From a professional perspective I want to finish with several pleas for pharmacists and other healthcare professionals:


  • Practice and encourage breast awareness (Breast Cancer Care have some really useful resources that can be ordered free from HERE.
  • Consider opportunistic intervention, for example when dispensing oral contraceptives, you may wish to offer. Taking care of you breasts’ mini-guide.
  • See the whole person, not the disease; involve them in decisions about their care.
  • Have compassion when you are dispensing tamoxifen for patients (they will almost certainly have had quite a difficult journey to this point.) Offer support if you feel appropriate and able to but do not push people to speak about their experiences (I have lost touch with some of my Maggie’s friends because they don’t want to be reminded of their experience … and that’s ok!)

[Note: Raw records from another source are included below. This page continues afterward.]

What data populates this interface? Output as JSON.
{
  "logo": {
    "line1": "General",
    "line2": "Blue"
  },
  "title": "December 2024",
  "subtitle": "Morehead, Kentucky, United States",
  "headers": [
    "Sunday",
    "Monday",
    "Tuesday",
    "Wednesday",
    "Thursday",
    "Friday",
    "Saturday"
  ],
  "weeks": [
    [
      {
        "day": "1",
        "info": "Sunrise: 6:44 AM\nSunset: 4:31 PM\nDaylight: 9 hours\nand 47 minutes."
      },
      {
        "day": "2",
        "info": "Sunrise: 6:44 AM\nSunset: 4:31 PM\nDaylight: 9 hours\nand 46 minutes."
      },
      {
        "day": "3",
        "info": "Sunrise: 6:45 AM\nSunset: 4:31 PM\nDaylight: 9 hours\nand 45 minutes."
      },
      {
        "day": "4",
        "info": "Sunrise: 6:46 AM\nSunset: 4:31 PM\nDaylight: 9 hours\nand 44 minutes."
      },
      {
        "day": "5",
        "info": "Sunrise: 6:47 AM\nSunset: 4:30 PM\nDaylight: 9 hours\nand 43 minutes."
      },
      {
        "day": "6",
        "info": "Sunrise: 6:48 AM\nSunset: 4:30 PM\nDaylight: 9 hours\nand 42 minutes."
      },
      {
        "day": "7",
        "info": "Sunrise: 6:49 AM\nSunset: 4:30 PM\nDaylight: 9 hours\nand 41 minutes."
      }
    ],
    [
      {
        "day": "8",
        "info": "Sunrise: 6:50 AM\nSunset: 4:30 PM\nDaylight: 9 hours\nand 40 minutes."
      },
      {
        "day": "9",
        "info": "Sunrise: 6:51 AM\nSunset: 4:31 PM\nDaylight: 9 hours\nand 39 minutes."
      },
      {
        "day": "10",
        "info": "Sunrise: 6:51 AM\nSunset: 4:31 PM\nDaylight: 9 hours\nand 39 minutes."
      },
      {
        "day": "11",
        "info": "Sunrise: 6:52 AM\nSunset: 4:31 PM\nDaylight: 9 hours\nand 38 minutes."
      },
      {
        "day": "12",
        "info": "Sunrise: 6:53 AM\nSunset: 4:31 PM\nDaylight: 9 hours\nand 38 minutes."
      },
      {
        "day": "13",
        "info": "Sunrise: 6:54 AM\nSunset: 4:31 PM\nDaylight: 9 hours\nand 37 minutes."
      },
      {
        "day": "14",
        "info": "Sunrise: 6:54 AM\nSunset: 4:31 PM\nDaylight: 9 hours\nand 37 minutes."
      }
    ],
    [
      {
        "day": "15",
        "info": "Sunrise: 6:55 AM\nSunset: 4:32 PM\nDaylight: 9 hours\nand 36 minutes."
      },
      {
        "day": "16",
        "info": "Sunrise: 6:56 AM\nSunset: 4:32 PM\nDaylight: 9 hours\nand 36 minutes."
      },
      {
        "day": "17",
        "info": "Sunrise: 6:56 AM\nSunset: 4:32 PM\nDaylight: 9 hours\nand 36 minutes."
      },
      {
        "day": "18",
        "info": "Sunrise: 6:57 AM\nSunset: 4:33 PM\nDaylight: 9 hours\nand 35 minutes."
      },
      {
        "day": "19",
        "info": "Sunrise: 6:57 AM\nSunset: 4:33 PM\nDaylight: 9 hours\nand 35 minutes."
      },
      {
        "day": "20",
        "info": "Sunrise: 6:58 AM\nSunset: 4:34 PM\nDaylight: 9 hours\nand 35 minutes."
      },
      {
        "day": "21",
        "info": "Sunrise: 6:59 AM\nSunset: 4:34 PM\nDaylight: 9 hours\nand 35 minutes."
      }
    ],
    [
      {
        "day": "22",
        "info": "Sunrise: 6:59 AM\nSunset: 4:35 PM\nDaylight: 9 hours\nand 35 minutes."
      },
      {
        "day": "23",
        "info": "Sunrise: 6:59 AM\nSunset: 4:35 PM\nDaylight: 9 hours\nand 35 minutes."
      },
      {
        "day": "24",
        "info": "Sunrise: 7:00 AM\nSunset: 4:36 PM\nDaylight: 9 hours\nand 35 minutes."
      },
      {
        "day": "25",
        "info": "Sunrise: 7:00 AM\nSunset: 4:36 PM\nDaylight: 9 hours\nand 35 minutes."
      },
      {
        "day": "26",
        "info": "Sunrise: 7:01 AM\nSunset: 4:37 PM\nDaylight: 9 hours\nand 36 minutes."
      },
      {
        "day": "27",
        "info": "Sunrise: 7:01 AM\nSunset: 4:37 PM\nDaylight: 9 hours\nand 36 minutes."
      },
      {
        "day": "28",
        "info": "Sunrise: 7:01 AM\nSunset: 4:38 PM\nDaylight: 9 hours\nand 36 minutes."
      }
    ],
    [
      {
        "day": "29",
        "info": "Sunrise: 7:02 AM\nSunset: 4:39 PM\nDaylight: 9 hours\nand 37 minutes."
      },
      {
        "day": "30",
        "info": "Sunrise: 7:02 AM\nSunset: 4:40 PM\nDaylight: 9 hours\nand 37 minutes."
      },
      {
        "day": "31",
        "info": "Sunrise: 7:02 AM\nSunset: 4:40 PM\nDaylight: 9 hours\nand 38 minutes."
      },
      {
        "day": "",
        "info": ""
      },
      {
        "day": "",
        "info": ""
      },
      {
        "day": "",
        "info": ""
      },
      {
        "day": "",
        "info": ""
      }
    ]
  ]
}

  • Direct anyone for emotional support to organisations like Maggie’s and Breast Cancer Care (many people try to stay strong and say they don’t want help but the emotions eventually catch up).
  • Signpost to reliable sources of advice such as MacMillan, Breast Cancer Care or Cancer Research UK.
  • Consider fund-raising for one of the wonderful charities involved in supporting those affected by cancer.


Writing this article has helped contribute to the healing process. Pharmacy in Practice asked me to write about 18 months ago after I spoke at a pharmacy event but I wasn’t ready to do so at the time. If my experiences can help others in terms of raising awareness, improving care for those experiencing cancer or raising funds for charities who provide emotional support then it will have been worth it.